The challenge is that SME emissions are currently almost entirely guesswork. This creates the SME paradox’.

Big Businesses:

  1. need accurate data from their SME supply chain to be compliant with Scope 3 reporting.
  2. can afford to pay specialist carbon consultants to calculate their own Scope 1 and 2 compliance but not for their suppliers too
  3. need to know the percentage of their suppliers business they represent, in order to apportion a fair proportion to their own Scope 3

Conversely, SMEs:

  1. are not yet required by law to report their carbon emissions accurately
  2. can’t afford to pay consultant fees
  3. don’t want to reveal commercially sensitive information specifying their dependence directly to their major customers

This leaves big businesses in a bind:

  • They could compel their suppliers to cooperate, e.g. by making reporting their carbon data a contractual condition
  • They’re reluctant to spend their hard-earned supply chain goodwill on compelling their suppliers to provide them this information.

This is a cultural/​psychological/​storytelling issue, immune to technological solutions, because there’s no accurate, granular, consistently taxonomised public dataset on which to train an AI (see Data below).

Mandatory Era legislation seeks to square the SME Paradox’ circle, as accurate carbon reporting is otherwise impossible.

2. Rules

Thirty years of voluntary schemes operated by dozens of competing commercial standards have created a trillion-dollar carbon trading industry, but bequeathed no consistent, universal, standardised rules for carbon accounting.

The EU legislation signals a destination and direction of travel, but does not provide a detailed road map of how to get there.

Financial accounting provides a useful analogy for carbon reporting, but the latter currently is nowhere near the sophistication, complexity, and granular detail of the former.

Here are some very basic questions for which the financial equivalents are obvious, but which are still far from clear when it comes to carbon reporting compliance:

  • Is there a list of acceptable methodologies for reporting?
  • When is it OK to use carbon footprint, and when LCA?
  • If LCA, should my business apply ISO 14040 and 14044, Publicly Available Specification (PAS) 2050 or the GHG Protocol Life Cycle Accounting and Reporting, or something else?
  • How far down my supply chain do I need to go to be compliant?
  • If I’m a wholesaler, should my Scope 3 just include the transport costs of the boxes shipped to my warehouse, or all the embedded energy of the products in the boxes?
  • If a supplier sells me 50% of their output, should I assign myself 50% of their carbon footprint, or take on the whole lot?
  • Are there any certified’ auditors who can guarantee compliance?
  • Who will audit my reports, under what circumstances, and applying what rules?
  • How can I get accurate information from my supply chain?

For reactive business executives, who see a new layer of red tape as a threat, lack of clarity can be exploited to delay, defer or dodge.
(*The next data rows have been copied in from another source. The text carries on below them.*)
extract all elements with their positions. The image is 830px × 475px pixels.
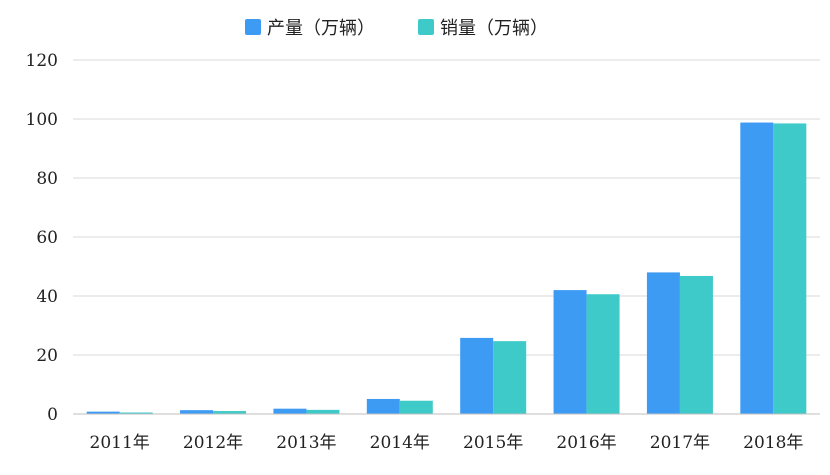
y-tick-label: 20 <box>36 346 58 366</box>
y-tick-label: 100 <box>26 110 58 130</box>
x-tick-label: 2011年 <box>90 433 150 453</box>
x-tick-label: 2013年 <box>276 433 336 453</box>
legend: 产量（万辆） 销量（万辆） <box>245 18 548 39</box>
bar-production <box>366 398 400 414</box>
x-tick-label: 2014年 <box>370 433 430 453</box>
bar-sales <box>773 123 807 415</box>
x-axis: 2011年 2012年 2013年 2014年 2015年 2016年 2017年 2018年 <box>73 413 820 453</box>
legend-label-production: 产量（万辆） <box>267 18 375 39</box>
bar-sales <box>213 411 247 414</box>
legend-swatch-sales <box>418 19 434 35</box>
y-tick-label: 60 <box>36 228 58 248</box>
bar-sales <box>679 275 713 414</box>
x-tick-label: 2016年 <box>556 433 616 453</box>
y-tick-label: 0 <box>47 405 58 425</box>
bar-production <box>553 290 587 414</box>
bar-production <box>273 408 307 414</box>
bar-sales <box>119 412 153 414</box>
bars <box>86 122 807 415</box>
legend-label-sales: 销量（万辆） <box>440 18 548 39</box>
x-tick-label: 2017年 <box>650 433 710 453</box>
bar-sales <box>399 400 433 414</box>
y-axis: 0 20 40 60 80 100 120 <box>26 51 58 425</box>
bar-production <box>740 122 774 414</box>
bar-production <box>180 410 214 414</box>
bar-sales <box>586 294 620 414</box>
x-tick-label: 2015年 <box>463 433 523 453</box>
y-tick-label: 80 <box>36 169 58 189</box>
bar-production <box>86 411 120 414</box>
bar-production <box>460 337 494 414</box>
x-tick-label: 2018年 <box>743 433 803 453</box>
bar-sales <box>493 341 527 414</box>
bar-production <box>646 272 680 414</box>
y-tick-label: 120 <box>26 51 58 71</box>
x-tick-label: 2012年 <box>183 433 243 453</box>
y-tick-label: 40 <box>36 287 58 307</box>
bar-sales <box>306 409 340 414</box>
legend-swatch-production <box>245 19 261 35</box>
They point to the lack of available tools/​vehicles/​maps to take the path laid out by the Green Deal, and lobby for less onerous/​cheaper interpretations’ that will permit business as usual’.
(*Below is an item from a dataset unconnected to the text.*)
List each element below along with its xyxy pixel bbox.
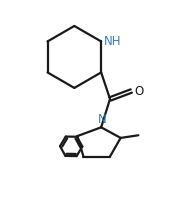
Text: NH: NH <box>104 35 122 48</box>
Text: N: N <box>98 112 106 125</box>
Text: O: O <box>134 85 143 98</box>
For proactive entrepreneurs, embracing the spirit of the law, the lack of clarity presents a unique opportunity to set the new standards and become pioneering leaders.

3. Data

Data is the lifeblood of the Digital Era, presenting a particularly pressing problem for businesses seeking the right symbiotic partners in the Mandatory Era.
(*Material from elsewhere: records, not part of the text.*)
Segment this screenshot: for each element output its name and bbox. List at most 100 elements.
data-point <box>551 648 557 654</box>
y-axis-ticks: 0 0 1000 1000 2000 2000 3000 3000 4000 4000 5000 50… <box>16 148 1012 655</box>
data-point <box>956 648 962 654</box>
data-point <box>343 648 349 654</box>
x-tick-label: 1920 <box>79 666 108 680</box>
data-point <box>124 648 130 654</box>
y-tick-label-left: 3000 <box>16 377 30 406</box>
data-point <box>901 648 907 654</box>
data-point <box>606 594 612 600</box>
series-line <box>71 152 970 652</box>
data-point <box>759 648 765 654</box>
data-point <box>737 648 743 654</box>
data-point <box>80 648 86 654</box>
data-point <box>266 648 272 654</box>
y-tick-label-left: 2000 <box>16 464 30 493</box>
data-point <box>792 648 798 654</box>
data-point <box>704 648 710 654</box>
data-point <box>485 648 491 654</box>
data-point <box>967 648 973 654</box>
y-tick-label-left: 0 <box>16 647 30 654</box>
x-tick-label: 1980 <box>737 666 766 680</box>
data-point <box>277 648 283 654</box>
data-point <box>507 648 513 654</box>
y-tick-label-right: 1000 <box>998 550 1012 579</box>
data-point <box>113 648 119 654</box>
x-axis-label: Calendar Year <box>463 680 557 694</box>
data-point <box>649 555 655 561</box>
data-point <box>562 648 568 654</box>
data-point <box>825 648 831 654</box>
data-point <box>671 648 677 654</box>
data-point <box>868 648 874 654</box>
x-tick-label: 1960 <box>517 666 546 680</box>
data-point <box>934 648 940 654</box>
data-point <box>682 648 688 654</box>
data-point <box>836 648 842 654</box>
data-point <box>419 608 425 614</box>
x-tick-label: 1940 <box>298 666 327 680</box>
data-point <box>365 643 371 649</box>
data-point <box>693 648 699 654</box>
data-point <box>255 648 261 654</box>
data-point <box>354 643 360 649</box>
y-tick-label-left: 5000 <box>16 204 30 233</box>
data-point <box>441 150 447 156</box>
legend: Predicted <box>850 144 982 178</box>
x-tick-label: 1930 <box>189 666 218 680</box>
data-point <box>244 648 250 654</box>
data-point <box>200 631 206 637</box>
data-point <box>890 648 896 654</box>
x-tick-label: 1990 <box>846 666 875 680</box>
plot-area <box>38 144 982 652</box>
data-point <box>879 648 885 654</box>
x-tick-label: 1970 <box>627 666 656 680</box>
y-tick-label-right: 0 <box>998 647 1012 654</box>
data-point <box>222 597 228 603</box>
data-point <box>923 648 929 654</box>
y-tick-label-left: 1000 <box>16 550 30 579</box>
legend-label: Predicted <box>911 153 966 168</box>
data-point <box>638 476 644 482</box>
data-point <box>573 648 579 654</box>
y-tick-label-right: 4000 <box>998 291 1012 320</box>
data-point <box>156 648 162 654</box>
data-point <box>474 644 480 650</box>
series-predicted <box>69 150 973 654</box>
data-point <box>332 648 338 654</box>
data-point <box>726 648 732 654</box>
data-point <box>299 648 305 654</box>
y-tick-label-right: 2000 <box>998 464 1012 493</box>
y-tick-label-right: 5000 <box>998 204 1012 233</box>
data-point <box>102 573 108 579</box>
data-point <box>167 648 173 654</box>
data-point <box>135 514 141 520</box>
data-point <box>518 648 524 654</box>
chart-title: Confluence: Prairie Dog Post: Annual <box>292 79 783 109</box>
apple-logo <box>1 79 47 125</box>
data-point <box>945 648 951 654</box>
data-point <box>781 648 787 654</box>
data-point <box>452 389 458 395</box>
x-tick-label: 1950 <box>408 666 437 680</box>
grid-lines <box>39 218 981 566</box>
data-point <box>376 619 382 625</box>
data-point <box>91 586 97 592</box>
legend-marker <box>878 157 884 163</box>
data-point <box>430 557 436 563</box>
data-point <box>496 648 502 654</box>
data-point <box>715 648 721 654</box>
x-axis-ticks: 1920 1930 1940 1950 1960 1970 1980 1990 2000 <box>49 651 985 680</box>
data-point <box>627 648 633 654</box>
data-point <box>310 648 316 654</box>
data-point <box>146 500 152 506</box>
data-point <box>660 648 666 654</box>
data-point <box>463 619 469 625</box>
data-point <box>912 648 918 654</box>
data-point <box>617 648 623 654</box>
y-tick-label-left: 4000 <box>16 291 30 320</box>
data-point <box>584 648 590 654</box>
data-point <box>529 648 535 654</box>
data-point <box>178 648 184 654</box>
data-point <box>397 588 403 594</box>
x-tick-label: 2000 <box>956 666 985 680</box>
Business executives now need to rapidly learn how to speak two different languages:

  1. Carbon accounting: knowing your Scope 1 from your Scope 3, understanding the the difference between carbon footprint and LCA methodologies, and their various variants.
  2. AI: the critical importance of high quality training data, consistent taxonomies, prompt engineering, and hallucination-spotting.

Both can be full of jargon and new concepts, making it hard for non-specialists to sort the wheat from the chaff, or the doomed from the vigorous.

Successful business leaders are increasingly fluent in both languages, but need to rapidly acquire fluency in carbon reporting’s dialects.